December 10, 2010 by
Back in September, Congress opened a new door to tax-free retirement income — the right for workers with 401k plans to convert their balances to Roth 401ks. Now just like an IRA conversion, you have to pay tax on the amount move to the Roth account, but that down payment could make all withdrawals tax-free in retirement. As you know, withdrawals from regular 401ks are taxed in your top tax bracket. To encourage 2010 conversions, Congress even OKd the same break that applies to 2010 IRA conversions. Rather than pay the tax with your 2010 return, you can pay half with your 2011 and the rest in 2012. Sounds sweet, but there are problems.
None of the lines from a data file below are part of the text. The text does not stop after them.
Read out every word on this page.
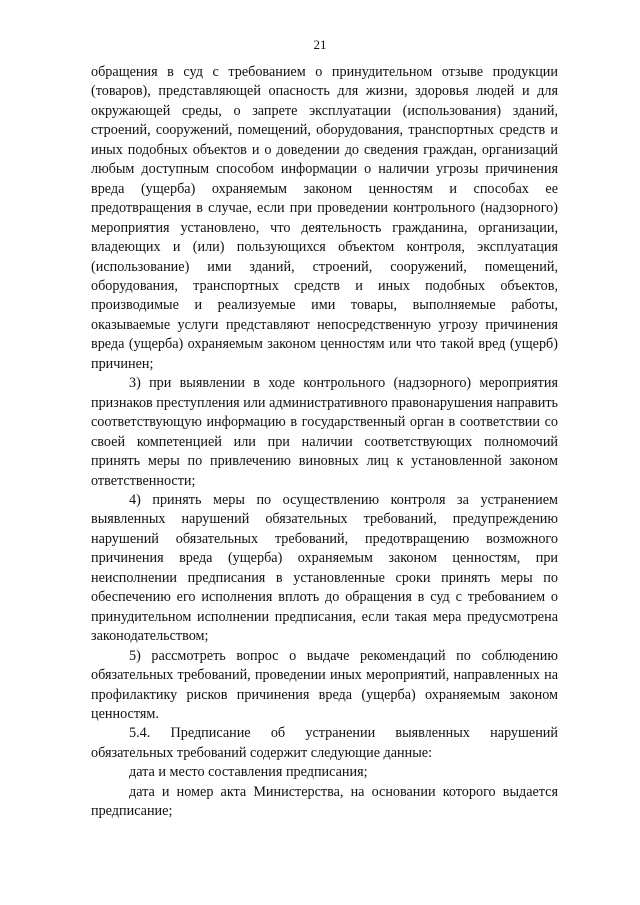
21

обращения в суд с требованием о принудительном отзыве продукции (товаров), представляющей опасность для жизни, здоровья людей и для окружающей среды, о запрете эксплуатации (использования) зданий, строений, сооружений, помещений, оборудования, транспортных средств и иных подобных объектов и о доведении до сведения граждан, организаций любым доступным способом информации о наличии угрозы причинения вреда (ущерба) охраняемым законом ценностям и способах ее предотвращения в случае, если при проведении контрольного (надзорного) мероприятия установлено, что деятельность гражданина, организации, владеющих и (или) пользующихся объектом контроля, эксплуатация (использование) ими зданий, строений, сооружений, помещений, оборудования, транспортных средств и иных подобных объектов, производимые и реализуемые ими товары, выполняемые работы, оказываемые услуги представляют непосредственную угрозу причинения вреда (ущерба) охраняемым законом ценностям или что такой вред (ущерб) причинен;

3) при выявлении в ходе контрольного (надзорного) мероприятия признаков преступления или административного правонарушения направить соответствующую информацию в государственный орган в соответствии со своей компетенцией или при наличии соответствующих полномочий принять меры по привлечению виновных лиц к установленной законом ответственности;

4) принять меры по осуществлению контроля за устранением выявленных нарушений обязательных требований, предупреждению нарушений обязательных требований, предотвращению возможного причинения вреда (ущерба) охраняемым законом ценностям, при неисполнении предписания в установленные сроки принять меры по обеспечению его исполнения вплоть до обращения в суд с требованием о принудительном исполнении предписания, если такая мера предусмотрена законодательством;

5) рассмотреть вопрос о выдаче рекомендаций по соблюдению обязательных требований, проведении иных мероприятий, направленных на профилактику рисков причинения вреда (ущерба) охраняемым законом ценностям.

5.4. Предписание об устранении выявленных нарушений обязательных требований содержит следующие данные:

дата и место составления предписания;

дата и номер акта Министерства, на основании которого выдается предписание;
First, this opportunity is only for workers whose plans offer the Roth option and that also permit in-service distributions, which means you can take the money before you leave your job. And that`s generally only applies to those over age 59.5. The fact is, if your plan allows in-service distributions and you want a Roth you`re probably better off transferring your money out of your employer`s plan and into a traditional IRA. Then you can convert that IRA to a Roth. Why the rigmarole? The two-step procedure buys you some important protection. If the value of the Roth IRA falls between now and next October, you can undo the conversion and move the money back into the traditional IRA. That lets you avoid paying tax on money that has disappeared. There`s no do-over option for a Roth 401k conversion.